Quite so. This is more nanny state, big government restriction on healthy free speech, and a dangerous step toward more of the flawed concepts of hate speech and hate crimes. Orwell’s Big Brother thrived on such things, but no democracy should even be thinking about moving in this direction.
And given all the mischief such laws have had on Christian groups and churches already, this move will only mean more restrictions of religious freedom, primarily that of Christians to proclaim the gospel and stand for truth in the public arena.

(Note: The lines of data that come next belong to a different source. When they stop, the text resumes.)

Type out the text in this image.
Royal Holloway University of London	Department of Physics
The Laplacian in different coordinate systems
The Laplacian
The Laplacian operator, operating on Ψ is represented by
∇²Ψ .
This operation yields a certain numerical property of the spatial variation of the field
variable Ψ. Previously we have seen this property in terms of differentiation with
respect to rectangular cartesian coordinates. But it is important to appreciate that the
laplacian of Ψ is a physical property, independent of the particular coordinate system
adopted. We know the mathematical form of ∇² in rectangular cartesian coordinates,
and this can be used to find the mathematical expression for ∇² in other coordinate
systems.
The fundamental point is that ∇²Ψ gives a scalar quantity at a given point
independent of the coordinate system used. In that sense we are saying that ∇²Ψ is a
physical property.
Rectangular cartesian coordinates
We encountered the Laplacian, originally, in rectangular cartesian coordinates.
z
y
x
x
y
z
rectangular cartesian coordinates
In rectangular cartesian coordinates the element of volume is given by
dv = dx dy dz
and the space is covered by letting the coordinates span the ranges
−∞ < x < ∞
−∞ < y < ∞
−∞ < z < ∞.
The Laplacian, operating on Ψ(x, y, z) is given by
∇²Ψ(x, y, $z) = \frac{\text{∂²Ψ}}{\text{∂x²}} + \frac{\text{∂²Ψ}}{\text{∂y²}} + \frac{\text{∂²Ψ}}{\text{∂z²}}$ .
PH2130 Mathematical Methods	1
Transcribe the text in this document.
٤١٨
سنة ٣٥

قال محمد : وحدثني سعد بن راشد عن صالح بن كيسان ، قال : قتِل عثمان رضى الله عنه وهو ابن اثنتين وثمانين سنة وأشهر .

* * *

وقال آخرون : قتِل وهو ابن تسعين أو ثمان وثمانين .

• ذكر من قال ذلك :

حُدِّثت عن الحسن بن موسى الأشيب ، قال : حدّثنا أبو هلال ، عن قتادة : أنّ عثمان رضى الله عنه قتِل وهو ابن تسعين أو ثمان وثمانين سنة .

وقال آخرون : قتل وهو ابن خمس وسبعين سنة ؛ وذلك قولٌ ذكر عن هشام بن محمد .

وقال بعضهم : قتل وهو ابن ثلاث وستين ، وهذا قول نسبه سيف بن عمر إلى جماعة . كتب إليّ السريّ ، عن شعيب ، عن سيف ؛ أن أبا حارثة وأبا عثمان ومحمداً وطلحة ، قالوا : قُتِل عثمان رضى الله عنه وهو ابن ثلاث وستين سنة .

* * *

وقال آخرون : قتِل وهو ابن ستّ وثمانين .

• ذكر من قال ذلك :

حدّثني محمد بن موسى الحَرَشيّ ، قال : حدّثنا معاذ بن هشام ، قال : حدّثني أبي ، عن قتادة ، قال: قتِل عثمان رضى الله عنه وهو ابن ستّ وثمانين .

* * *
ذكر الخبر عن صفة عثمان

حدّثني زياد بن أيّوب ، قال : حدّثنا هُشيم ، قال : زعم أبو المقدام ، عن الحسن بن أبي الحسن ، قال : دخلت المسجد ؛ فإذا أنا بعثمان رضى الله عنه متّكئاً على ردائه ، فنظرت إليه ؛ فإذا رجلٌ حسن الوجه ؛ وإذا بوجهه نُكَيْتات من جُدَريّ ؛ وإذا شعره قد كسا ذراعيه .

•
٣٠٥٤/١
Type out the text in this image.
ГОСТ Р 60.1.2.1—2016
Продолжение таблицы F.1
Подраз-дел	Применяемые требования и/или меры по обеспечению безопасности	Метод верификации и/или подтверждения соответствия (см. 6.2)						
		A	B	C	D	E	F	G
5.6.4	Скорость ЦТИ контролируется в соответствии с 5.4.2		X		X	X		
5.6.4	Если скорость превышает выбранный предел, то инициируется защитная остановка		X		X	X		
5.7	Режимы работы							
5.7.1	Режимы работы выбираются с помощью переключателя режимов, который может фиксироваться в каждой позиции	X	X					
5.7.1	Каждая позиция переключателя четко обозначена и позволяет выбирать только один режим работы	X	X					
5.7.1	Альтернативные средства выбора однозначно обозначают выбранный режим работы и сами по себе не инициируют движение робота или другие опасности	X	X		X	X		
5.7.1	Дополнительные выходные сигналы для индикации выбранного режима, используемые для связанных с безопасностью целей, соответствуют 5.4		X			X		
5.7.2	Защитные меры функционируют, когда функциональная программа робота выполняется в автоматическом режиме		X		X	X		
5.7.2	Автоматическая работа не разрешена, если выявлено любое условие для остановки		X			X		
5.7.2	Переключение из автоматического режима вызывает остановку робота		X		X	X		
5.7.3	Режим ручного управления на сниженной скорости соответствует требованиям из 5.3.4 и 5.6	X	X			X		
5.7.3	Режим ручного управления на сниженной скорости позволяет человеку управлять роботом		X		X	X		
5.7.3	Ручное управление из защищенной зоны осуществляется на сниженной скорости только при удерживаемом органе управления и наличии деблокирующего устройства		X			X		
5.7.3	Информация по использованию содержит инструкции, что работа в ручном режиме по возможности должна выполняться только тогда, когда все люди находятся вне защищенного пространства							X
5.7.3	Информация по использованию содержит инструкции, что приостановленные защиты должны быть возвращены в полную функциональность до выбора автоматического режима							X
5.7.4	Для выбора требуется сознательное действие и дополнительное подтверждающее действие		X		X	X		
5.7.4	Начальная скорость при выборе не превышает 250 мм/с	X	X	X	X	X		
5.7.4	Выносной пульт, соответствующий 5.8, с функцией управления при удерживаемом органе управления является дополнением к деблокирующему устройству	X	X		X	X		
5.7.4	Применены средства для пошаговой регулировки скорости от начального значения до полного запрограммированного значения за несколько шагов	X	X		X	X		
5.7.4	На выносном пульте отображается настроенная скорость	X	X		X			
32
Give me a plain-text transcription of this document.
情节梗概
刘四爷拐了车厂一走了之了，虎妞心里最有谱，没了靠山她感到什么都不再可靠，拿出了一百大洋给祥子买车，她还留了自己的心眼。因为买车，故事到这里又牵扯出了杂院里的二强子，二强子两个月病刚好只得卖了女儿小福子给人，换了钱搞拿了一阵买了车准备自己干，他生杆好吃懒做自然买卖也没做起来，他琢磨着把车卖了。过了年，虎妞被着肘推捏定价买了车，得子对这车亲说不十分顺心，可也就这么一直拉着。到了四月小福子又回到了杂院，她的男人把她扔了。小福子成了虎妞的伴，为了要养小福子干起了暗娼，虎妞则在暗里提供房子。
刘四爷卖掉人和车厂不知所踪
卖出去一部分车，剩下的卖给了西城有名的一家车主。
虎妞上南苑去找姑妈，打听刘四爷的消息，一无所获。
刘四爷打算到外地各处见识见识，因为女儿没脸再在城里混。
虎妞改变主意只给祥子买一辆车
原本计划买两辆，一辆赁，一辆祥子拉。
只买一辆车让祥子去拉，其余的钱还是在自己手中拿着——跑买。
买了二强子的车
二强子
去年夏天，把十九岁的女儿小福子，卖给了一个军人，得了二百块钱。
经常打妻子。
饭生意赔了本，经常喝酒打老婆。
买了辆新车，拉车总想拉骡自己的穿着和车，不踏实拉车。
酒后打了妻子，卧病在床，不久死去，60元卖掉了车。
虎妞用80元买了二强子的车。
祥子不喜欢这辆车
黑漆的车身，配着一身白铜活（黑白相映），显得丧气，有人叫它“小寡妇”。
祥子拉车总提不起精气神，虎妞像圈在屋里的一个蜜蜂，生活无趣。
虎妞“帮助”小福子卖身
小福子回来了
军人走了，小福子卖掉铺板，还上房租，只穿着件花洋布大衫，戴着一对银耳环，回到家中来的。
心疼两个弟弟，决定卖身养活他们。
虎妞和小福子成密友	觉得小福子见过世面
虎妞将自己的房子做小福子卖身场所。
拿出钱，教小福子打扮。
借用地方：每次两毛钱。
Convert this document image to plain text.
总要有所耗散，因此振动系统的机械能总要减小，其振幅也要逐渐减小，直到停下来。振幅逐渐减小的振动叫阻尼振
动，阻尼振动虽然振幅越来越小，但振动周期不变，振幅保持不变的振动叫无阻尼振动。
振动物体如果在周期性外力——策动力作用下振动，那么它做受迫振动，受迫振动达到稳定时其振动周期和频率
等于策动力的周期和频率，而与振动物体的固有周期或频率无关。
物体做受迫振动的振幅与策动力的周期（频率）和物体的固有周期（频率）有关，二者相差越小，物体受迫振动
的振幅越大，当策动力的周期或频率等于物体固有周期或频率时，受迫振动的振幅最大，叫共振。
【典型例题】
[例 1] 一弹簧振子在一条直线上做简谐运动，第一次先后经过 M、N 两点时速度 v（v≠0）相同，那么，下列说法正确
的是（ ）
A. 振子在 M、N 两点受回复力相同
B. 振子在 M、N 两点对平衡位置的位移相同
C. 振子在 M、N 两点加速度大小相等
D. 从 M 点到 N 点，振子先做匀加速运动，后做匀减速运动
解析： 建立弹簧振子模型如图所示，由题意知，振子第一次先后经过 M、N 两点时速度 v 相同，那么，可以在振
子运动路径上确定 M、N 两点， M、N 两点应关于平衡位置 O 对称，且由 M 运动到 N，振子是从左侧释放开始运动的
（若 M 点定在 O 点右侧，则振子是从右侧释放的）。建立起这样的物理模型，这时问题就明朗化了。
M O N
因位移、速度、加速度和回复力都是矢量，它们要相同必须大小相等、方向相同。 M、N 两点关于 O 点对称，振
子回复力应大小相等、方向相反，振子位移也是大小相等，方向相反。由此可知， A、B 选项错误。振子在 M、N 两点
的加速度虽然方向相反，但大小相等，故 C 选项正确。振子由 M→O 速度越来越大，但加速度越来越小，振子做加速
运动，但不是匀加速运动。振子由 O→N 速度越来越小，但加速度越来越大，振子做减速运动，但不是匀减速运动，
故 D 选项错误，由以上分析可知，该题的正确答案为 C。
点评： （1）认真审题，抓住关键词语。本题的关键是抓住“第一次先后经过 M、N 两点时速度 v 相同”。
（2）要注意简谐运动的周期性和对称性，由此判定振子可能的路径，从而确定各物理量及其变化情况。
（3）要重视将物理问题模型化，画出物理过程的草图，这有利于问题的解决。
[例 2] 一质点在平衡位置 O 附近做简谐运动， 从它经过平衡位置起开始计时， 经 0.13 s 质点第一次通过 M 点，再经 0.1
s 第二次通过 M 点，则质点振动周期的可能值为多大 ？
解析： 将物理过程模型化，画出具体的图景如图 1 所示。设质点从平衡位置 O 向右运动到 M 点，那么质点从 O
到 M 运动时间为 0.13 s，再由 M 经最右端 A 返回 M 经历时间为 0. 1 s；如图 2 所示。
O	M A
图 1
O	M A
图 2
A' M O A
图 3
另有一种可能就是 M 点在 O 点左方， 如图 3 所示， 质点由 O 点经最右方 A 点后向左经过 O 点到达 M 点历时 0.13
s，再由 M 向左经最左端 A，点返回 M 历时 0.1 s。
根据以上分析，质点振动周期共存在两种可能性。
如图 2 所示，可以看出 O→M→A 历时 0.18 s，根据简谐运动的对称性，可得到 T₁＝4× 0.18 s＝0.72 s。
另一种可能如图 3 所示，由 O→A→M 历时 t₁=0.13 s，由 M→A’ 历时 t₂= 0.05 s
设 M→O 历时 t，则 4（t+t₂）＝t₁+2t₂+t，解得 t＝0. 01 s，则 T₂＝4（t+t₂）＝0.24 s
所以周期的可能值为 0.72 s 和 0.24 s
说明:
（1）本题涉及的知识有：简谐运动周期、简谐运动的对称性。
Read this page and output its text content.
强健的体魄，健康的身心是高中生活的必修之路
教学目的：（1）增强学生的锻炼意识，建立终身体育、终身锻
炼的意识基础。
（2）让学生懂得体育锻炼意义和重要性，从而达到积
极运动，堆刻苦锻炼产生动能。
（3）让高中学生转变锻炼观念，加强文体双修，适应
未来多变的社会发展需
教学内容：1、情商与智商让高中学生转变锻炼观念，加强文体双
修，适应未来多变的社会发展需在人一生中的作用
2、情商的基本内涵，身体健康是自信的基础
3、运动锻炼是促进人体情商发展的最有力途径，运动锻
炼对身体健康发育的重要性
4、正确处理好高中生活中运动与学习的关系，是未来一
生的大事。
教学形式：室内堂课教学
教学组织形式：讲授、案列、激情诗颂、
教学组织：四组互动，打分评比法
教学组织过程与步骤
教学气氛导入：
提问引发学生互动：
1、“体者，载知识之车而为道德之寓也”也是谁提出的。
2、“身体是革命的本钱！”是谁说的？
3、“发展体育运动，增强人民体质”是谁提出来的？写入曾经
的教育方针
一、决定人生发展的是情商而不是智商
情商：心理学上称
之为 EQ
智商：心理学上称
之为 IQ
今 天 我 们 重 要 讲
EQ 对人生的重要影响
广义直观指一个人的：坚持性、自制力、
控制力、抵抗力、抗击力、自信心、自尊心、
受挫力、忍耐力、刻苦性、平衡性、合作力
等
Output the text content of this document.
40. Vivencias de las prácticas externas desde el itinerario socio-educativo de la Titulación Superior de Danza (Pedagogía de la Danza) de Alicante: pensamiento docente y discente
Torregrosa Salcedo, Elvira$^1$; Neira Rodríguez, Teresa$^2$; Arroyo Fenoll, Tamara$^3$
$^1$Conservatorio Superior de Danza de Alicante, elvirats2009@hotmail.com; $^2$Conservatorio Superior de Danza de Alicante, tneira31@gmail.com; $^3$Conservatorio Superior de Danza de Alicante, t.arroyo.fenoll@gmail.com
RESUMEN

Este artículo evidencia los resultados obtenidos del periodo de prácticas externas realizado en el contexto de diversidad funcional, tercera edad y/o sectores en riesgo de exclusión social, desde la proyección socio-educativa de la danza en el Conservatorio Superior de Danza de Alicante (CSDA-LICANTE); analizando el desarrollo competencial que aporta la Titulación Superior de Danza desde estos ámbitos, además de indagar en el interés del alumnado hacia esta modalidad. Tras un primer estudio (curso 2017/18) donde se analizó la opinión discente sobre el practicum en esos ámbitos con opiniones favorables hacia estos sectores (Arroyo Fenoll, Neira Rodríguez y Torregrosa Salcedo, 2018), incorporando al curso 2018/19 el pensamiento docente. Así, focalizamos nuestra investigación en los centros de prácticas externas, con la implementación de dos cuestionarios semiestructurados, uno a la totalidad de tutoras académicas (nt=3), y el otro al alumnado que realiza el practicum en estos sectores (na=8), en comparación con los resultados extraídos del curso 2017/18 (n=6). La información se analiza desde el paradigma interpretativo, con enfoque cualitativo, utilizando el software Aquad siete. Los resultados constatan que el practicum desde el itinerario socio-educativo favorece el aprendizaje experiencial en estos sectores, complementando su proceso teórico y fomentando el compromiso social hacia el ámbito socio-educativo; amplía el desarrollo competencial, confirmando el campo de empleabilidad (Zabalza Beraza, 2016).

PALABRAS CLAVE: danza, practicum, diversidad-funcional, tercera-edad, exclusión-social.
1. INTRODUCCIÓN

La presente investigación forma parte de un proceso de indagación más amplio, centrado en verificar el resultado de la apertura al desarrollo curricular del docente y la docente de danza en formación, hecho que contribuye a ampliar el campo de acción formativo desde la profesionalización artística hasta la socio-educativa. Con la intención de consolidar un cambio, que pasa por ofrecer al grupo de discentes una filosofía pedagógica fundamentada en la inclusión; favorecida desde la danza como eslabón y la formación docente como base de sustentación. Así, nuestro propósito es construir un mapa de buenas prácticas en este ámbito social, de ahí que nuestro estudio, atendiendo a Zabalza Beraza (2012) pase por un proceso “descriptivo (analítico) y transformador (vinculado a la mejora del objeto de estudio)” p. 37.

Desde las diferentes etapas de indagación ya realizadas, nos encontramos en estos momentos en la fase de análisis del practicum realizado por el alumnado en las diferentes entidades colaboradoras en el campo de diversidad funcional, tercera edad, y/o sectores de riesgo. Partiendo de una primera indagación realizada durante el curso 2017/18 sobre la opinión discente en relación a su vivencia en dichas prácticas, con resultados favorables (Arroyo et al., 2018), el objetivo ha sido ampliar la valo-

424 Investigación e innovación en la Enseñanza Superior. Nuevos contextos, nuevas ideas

What Chuck Colson once said about the US is certainly applicable here: “In George Orwell’s classic novel 1984, the government Thought Police constantly spies on citizens to make sure they are not thinking rebellious thoughts. Thought crimes are severely punished by Big Brother. 1984 was intended as a warning against totalitarian governments that enslave and control their citizens. Never have we needed this warning more urgently than now, because America’s Thought Police are knocking on your door.”
Or as Orwell said elsewhere, “The further a society drifts from the truth, the more it will hate those that speak it.” Indeed, that seems to be the main reason why such laws are being proposed in the first place.